If you’re Jewish and observe kosher dietary restrictions, you likely have never looked into a shrimp’s eye.
However, if you have, you might have noticed that it gleams in low light. That is because the shrimp has a reflector underlying its retina (a “tapetum”) made up of tightly packed nanoparticles that allow the eye to collect more light underwater.
This was discovered by scientists from Ben-Gurion University of the Negev and the Weizmann Institute of Science in Rehovot, central Israel.
And in an example of biomimicry — developing solutions inspired by nature — the secrets of the shrimp’s eye could one day be used to develop nontoxic, reflective and nonfading paints and pigments.
Color in nature comes from three sources: pigments, such as chlorophyll which makes leaves green; bioluminescence, a chemical reaction that produces light as seen in a firefly; and structural colors.
Structural colors result from the interaction between waves of light and tiny structures.
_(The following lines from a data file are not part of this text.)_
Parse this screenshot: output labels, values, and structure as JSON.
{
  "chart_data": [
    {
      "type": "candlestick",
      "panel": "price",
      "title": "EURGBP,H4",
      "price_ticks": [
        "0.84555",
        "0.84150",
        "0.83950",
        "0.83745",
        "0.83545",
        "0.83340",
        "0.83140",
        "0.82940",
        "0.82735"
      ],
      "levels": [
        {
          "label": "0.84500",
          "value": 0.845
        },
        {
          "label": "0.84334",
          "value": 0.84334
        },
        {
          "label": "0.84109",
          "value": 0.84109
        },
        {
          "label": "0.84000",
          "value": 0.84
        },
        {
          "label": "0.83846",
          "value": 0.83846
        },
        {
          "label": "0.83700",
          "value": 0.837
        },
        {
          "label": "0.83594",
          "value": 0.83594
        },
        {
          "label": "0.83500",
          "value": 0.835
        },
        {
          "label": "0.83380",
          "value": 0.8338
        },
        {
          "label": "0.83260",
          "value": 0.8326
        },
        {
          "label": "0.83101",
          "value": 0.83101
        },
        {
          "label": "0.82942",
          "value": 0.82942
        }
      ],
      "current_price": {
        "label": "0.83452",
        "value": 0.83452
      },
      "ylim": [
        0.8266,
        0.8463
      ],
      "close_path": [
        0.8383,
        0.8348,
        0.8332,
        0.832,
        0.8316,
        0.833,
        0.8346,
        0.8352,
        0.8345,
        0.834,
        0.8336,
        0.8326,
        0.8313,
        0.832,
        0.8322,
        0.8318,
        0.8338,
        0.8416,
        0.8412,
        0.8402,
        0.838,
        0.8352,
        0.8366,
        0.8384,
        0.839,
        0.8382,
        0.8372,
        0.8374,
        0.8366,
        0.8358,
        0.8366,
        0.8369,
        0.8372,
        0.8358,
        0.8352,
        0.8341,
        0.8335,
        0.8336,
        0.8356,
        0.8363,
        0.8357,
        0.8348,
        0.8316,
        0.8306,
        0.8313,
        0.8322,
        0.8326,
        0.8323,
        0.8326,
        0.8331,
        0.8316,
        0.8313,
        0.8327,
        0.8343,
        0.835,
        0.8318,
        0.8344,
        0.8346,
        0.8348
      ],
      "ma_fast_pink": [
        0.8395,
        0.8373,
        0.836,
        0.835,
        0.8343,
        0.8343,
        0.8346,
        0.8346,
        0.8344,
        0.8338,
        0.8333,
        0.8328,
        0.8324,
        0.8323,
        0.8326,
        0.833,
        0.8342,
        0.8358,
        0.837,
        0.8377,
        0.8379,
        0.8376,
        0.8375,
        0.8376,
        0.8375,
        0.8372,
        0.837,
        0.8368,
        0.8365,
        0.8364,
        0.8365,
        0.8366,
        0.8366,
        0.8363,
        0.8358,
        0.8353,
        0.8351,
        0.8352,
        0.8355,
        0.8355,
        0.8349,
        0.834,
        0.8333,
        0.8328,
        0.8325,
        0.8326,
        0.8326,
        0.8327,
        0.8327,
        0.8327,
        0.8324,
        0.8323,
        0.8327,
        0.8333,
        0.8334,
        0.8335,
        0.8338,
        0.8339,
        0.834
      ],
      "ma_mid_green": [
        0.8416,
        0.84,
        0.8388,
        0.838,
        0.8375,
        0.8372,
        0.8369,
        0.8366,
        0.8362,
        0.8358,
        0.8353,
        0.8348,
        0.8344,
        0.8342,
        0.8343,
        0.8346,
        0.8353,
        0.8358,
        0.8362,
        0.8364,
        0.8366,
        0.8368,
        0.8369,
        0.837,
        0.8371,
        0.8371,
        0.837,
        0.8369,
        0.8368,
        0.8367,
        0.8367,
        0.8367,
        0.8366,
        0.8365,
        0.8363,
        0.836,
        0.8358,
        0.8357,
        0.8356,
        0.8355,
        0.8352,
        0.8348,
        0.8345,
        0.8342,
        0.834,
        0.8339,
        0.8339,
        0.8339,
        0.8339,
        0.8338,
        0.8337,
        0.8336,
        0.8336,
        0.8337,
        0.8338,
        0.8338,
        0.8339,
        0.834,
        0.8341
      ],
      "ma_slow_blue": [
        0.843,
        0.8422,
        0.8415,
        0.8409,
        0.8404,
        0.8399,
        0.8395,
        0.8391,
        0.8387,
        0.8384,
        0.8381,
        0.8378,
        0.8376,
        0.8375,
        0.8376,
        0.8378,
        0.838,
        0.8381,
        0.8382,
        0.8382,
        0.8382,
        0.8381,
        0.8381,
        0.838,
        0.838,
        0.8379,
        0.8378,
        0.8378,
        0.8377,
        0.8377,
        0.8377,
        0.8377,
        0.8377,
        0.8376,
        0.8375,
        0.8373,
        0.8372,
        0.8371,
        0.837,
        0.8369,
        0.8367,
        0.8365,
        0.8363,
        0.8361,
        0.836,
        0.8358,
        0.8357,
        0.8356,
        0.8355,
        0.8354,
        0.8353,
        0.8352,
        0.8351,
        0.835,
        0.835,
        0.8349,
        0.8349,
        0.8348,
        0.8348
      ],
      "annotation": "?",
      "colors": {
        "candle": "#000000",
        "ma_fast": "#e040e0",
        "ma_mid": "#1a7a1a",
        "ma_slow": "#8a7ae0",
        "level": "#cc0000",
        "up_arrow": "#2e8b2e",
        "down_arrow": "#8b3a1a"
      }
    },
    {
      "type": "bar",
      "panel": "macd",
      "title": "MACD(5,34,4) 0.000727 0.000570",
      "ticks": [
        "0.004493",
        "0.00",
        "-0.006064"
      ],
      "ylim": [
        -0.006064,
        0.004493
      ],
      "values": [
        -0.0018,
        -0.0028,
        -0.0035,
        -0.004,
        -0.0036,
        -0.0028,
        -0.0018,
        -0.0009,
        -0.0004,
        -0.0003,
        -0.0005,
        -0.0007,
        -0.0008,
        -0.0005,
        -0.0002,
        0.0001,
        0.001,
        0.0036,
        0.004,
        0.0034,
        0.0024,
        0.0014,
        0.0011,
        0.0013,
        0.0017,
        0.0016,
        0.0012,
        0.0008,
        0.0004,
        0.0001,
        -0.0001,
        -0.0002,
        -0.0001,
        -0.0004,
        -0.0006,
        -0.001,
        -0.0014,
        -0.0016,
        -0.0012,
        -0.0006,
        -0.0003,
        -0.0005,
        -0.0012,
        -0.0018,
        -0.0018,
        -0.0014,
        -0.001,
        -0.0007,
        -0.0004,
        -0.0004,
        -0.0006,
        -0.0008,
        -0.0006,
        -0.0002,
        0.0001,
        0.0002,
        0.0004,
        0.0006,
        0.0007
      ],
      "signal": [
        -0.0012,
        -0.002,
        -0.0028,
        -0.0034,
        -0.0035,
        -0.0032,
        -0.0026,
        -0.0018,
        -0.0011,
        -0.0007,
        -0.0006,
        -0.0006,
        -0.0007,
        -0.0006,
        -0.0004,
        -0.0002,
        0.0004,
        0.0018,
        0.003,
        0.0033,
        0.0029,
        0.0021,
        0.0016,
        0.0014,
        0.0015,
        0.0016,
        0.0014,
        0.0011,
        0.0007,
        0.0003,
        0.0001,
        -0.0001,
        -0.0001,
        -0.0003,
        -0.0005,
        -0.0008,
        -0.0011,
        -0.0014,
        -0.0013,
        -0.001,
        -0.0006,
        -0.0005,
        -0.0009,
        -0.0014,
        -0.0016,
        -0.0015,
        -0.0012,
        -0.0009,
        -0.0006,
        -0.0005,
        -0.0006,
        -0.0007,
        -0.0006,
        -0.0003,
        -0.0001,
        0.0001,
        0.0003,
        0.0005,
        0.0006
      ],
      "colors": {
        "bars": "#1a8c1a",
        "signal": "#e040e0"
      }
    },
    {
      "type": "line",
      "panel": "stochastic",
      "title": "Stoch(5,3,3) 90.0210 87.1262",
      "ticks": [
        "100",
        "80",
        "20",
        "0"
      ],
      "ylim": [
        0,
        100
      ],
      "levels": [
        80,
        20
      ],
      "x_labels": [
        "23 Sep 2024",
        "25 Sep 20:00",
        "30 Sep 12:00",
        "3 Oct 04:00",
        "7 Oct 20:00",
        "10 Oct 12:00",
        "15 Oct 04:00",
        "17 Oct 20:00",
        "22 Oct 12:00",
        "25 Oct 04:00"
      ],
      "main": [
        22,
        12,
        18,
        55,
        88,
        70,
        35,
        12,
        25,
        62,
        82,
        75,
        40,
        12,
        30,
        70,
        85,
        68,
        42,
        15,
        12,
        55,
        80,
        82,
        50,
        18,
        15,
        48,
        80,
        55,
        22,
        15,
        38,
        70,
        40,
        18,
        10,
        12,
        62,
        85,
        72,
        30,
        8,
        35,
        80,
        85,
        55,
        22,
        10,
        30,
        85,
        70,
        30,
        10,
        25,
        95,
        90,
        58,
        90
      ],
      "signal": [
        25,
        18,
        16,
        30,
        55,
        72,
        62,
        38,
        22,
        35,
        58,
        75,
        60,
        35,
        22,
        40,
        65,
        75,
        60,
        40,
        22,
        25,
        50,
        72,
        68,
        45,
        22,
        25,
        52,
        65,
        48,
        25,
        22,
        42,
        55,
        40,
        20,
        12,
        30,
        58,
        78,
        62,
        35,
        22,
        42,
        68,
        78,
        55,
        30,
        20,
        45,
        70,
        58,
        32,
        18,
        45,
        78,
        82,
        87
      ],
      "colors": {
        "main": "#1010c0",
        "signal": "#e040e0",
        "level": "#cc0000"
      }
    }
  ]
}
In the case of the shrimp’s eye, the color arises from the way minuscule crystal plates are arranged.
“It’s not often that new principles in optics are revealed by biological systems,” said Dr. Benjamin Palmer, a member of BGU’s Chemistry Department, lead author of a paper on the subject published in Nature Nanotechnology, and the recent recipient of a prestigious starting grant from the European Research Council, which seeks studies with the potential to break boundaries of scientific knowledge.
Fascinated by optical crystals in biology, Palmer, from Wales in the UK, began his postdoctoral research at the Weizmann Institute and teamed up with institute postdoctoral fellow Dr. Venkata Jayasurya Yallapragada to map the crystals and determine their properties.
The shrimp’s reflector is composed of a close-packed assembly of spherical nanoparticles. Each nanoparticle is constructed from hundreds of crystal plates arranged in concentric layers around a hollow core, closely resembling an onion.
The Palmer group is now trying to understand how shrimps produce such complex particles in the hope that they can be recreated in the lab.